Angesichts dieser visuellen Achterbahnfahrt ist es recht plausibel, dass Hutter bereits derangiert im Schloss ankommt. Nachvollziehbar ist auch das chronische Flattern, in das die Präsenz des Grafen sein kleines Panikherz versetzt. Tatsächlich aber bleibt Nicholas Hoult in seiner Rolle derart konsequent verschreckt, dass man darin eine bewusste Inszenierung vermuten muss, sozusagen die Umkehr eines Horrorfilmklischees. Oft genug sind es Frauen, die kreischend vor Monstern davonrennen. Hier ist Panik Männersache.
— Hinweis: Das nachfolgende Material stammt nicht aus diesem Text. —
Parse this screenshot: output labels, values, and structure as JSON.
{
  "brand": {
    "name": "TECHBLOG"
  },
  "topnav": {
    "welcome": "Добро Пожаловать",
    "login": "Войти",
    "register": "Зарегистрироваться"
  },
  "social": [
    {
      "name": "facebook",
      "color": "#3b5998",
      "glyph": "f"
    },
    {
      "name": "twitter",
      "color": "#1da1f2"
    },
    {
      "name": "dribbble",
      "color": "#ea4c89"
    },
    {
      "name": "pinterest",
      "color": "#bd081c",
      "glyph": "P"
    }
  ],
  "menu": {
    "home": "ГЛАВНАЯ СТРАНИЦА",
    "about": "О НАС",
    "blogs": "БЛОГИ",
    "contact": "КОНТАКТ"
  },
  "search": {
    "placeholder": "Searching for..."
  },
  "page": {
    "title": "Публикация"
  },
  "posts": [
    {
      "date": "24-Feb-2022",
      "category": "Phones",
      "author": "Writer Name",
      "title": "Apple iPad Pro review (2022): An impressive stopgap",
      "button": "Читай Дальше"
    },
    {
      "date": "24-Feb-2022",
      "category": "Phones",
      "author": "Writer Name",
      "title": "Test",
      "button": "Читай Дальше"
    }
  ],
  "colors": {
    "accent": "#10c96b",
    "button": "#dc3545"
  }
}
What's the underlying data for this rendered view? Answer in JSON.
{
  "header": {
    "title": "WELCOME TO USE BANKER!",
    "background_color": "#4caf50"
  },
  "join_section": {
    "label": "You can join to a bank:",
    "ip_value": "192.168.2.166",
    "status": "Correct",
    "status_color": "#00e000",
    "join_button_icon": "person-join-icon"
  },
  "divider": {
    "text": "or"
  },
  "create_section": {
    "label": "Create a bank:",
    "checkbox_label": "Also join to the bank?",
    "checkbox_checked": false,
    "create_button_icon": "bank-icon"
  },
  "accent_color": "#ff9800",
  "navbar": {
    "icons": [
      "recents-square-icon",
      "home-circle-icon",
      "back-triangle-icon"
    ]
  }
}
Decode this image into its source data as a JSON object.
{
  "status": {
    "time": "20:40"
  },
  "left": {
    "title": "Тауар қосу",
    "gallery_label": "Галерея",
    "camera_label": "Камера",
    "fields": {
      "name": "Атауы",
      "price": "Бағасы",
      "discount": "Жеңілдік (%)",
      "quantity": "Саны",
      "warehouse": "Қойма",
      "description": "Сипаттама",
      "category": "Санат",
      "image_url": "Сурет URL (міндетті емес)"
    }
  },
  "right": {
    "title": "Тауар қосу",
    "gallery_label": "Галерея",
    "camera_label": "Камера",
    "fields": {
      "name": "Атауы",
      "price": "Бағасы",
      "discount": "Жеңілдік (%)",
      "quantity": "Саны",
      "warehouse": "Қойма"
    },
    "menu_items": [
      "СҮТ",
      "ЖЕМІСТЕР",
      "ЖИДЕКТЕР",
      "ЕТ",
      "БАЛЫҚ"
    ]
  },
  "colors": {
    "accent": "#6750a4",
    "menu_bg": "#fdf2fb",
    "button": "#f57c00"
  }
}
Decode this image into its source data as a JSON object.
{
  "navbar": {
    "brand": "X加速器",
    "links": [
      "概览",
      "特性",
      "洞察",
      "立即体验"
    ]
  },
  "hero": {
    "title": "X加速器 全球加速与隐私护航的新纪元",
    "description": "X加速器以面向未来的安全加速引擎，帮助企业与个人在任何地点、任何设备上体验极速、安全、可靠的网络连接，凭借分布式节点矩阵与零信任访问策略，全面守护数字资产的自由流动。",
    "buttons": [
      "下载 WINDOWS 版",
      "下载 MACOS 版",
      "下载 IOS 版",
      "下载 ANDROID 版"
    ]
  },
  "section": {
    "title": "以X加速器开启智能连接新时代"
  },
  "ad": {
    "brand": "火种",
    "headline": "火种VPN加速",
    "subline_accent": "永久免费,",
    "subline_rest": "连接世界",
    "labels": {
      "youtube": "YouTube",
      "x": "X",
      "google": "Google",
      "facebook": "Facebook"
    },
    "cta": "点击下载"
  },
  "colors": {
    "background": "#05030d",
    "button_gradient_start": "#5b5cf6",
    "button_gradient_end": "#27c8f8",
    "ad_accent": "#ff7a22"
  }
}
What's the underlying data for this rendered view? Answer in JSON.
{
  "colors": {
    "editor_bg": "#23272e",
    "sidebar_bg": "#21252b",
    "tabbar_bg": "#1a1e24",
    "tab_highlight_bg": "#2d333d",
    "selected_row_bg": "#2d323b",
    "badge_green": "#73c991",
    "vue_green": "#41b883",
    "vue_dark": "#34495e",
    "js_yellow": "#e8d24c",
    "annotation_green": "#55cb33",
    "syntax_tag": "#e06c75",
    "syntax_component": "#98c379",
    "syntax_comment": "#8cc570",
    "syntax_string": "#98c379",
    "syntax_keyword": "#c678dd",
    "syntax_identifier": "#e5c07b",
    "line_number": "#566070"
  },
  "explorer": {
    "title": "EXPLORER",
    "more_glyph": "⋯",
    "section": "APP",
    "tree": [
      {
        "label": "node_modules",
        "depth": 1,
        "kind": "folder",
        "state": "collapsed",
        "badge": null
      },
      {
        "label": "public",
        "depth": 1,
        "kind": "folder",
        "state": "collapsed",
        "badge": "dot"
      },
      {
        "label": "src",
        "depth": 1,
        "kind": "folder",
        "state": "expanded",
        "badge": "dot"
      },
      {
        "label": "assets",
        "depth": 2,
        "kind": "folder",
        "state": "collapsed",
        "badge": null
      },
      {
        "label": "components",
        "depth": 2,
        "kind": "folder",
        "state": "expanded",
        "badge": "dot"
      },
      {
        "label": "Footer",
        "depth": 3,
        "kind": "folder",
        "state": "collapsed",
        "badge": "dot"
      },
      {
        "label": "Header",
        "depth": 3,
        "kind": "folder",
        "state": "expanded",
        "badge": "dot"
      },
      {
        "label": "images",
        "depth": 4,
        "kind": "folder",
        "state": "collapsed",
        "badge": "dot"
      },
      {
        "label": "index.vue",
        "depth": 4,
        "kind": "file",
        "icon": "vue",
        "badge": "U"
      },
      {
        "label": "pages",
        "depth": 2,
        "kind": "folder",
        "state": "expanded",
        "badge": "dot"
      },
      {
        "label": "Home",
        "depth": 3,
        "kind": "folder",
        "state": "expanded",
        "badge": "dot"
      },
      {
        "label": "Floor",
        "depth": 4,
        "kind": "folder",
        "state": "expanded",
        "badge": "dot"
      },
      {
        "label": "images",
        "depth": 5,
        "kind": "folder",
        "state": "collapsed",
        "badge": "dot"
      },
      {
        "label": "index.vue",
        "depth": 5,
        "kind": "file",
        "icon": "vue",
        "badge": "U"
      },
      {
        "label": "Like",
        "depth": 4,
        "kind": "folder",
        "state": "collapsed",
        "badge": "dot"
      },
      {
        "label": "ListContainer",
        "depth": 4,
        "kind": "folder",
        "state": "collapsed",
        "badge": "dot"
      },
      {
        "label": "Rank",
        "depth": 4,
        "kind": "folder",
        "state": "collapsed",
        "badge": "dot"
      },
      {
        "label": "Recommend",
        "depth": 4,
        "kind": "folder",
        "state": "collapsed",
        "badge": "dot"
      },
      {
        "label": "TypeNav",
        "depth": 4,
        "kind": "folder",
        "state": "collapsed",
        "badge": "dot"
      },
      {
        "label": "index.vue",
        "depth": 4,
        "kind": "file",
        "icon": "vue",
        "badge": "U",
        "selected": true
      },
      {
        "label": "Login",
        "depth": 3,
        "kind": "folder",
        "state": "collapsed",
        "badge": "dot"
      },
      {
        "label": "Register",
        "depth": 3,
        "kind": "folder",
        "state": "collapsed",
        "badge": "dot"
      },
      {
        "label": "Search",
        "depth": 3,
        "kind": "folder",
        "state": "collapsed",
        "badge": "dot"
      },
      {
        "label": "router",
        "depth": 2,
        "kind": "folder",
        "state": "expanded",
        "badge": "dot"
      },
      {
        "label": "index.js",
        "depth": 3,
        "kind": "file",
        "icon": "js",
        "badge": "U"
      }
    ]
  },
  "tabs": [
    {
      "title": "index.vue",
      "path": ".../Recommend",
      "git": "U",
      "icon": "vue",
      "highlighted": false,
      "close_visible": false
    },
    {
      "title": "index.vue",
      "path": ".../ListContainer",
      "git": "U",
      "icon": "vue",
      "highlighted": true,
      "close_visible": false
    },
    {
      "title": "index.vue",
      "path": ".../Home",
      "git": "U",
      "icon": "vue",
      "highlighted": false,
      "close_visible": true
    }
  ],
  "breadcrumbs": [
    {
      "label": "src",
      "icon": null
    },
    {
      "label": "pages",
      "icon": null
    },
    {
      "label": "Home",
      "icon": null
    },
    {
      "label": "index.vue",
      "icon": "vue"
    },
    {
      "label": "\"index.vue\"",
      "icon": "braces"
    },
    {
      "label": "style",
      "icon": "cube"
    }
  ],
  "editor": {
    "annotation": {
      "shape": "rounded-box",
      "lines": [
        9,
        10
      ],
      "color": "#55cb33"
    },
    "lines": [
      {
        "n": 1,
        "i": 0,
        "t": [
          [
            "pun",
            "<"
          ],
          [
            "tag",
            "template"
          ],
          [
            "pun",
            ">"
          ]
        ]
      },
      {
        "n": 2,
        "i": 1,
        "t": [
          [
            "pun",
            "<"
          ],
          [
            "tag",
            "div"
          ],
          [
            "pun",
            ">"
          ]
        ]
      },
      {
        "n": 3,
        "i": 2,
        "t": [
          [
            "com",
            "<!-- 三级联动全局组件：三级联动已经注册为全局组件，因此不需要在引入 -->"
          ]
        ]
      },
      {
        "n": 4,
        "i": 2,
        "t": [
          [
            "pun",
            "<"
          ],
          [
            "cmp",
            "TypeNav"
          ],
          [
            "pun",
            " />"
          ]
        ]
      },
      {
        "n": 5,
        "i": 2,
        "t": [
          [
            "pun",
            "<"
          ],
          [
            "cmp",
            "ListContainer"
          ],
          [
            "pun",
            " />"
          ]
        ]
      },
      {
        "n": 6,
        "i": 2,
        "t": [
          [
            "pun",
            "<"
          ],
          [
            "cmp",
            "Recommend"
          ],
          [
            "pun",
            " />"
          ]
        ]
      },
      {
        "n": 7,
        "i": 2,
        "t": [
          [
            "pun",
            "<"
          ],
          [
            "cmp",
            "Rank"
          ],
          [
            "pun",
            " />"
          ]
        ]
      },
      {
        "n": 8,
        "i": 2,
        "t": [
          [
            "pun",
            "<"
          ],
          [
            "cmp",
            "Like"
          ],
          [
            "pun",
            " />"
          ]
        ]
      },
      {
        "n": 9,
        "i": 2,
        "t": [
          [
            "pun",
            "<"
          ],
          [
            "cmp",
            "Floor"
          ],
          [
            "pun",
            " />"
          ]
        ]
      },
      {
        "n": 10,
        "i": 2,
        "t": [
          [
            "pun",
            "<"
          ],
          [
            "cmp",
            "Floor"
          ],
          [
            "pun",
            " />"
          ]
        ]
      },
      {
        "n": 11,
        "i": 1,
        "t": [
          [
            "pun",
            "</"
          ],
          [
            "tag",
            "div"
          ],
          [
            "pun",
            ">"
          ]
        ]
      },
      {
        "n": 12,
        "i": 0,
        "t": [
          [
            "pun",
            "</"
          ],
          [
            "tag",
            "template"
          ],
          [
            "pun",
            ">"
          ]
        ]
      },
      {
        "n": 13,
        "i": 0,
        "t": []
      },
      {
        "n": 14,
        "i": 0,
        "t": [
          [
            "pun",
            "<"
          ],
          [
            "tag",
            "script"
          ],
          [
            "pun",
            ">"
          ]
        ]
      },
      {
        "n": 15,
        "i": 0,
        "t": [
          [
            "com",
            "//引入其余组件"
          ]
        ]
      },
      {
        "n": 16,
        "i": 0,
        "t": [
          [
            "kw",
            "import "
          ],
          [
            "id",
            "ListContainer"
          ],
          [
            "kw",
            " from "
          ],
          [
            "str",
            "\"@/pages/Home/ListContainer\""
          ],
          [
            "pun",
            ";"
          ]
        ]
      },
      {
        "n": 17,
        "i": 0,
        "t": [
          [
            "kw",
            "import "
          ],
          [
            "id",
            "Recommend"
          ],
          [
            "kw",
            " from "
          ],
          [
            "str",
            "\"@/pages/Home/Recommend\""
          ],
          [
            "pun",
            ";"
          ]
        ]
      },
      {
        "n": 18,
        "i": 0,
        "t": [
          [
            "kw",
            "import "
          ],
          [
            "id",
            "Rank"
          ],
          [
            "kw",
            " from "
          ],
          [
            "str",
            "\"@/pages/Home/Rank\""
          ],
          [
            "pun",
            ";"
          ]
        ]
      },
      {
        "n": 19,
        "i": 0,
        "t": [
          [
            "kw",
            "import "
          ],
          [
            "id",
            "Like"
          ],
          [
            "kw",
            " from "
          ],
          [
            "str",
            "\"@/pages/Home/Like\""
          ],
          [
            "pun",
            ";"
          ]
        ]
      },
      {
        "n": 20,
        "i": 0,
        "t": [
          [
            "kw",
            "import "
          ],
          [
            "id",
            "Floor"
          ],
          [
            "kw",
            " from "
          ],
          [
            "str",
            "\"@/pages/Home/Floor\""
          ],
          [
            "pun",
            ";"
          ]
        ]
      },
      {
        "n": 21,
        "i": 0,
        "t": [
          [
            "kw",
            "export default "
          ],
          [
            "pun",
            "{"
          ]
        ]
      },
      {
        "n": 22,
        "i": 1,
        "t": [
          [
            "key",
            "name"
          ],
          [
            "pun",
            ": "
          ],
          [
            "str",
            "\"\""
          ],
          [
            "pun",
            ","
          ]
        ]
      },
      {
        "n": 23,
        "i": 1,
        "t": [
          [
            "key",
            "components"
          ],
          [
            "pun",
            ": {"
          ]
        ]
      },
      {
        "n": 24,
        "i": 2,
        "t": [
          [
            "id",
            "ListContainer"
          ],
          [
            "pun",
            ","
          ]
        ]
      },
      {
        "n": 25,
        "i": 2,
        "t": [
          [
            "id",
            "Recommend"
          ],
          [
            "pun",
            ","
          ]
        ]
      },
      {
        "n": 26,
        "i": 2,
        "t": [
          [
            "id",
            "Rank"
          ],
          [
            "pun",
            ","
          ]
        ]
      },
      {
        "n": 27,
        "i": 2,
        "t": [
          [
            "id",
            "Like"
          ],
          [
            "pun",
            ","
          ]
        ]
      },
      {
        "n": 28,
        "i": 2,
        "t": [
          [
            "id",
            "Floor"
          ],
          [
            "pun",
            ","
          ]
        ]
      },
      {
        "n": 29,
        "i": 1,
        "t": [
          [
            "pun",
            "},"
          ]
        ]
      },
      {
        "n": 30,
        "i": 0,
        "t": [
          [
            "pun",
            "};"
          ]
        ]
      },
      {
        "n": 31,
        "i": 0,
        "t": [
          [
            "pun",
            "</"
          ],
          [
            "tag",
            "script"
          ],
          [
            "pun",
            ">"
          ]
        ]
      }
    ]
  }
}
Hutters Ehefrau Ellen, verkörpert von Lily-Rose Depp, wird dagegen deutlich aufgewertet. Nicht nur bannt sie am Ende die Gefahr, indem sie sich dem Vampir hingibt. Bei Eggers ruft sie ihn auch herbei. Von Anfang an ist die Erzählung auf sie fokussiert. Ihr Begehren bringt die Katastrophe über eine Zivilisation, in der sonst keckernde Männer in steifen Kragen den Ton angeben.
Reiner, roher Drang
Und darin liegt der wahrscheinlich größte Unterschied, den Eggers Verfilmung zu anderen Adaptionen aufweist. Selbst der Vampir ist hier eine Nebenfigur, nur eine Seite ihrer Psyche. Dazu passt, dass sich Vampir Bill Skarsgård im sturen Kontrabass durch diesen Film hindurchröchelt – zu eintönig, um ein kompletter Charakter zu sein. Und gerade deswegen die perfekte Verkörperung von reinem, rücksichtslosem Instinkt, von rohem Drang; ein Drang, der natürlich nichts ist, ohne das, worauf er sich richtet. Nichts ohne Ellen.
Obwohl sich Eggers Bilderfeuerwerk irgendwann abnutzt, die Albtraumsequenzen nach zwei Stunden etwas ermüden – dieser Dreh macht seinen „Nosferatu“ doch sehenswert.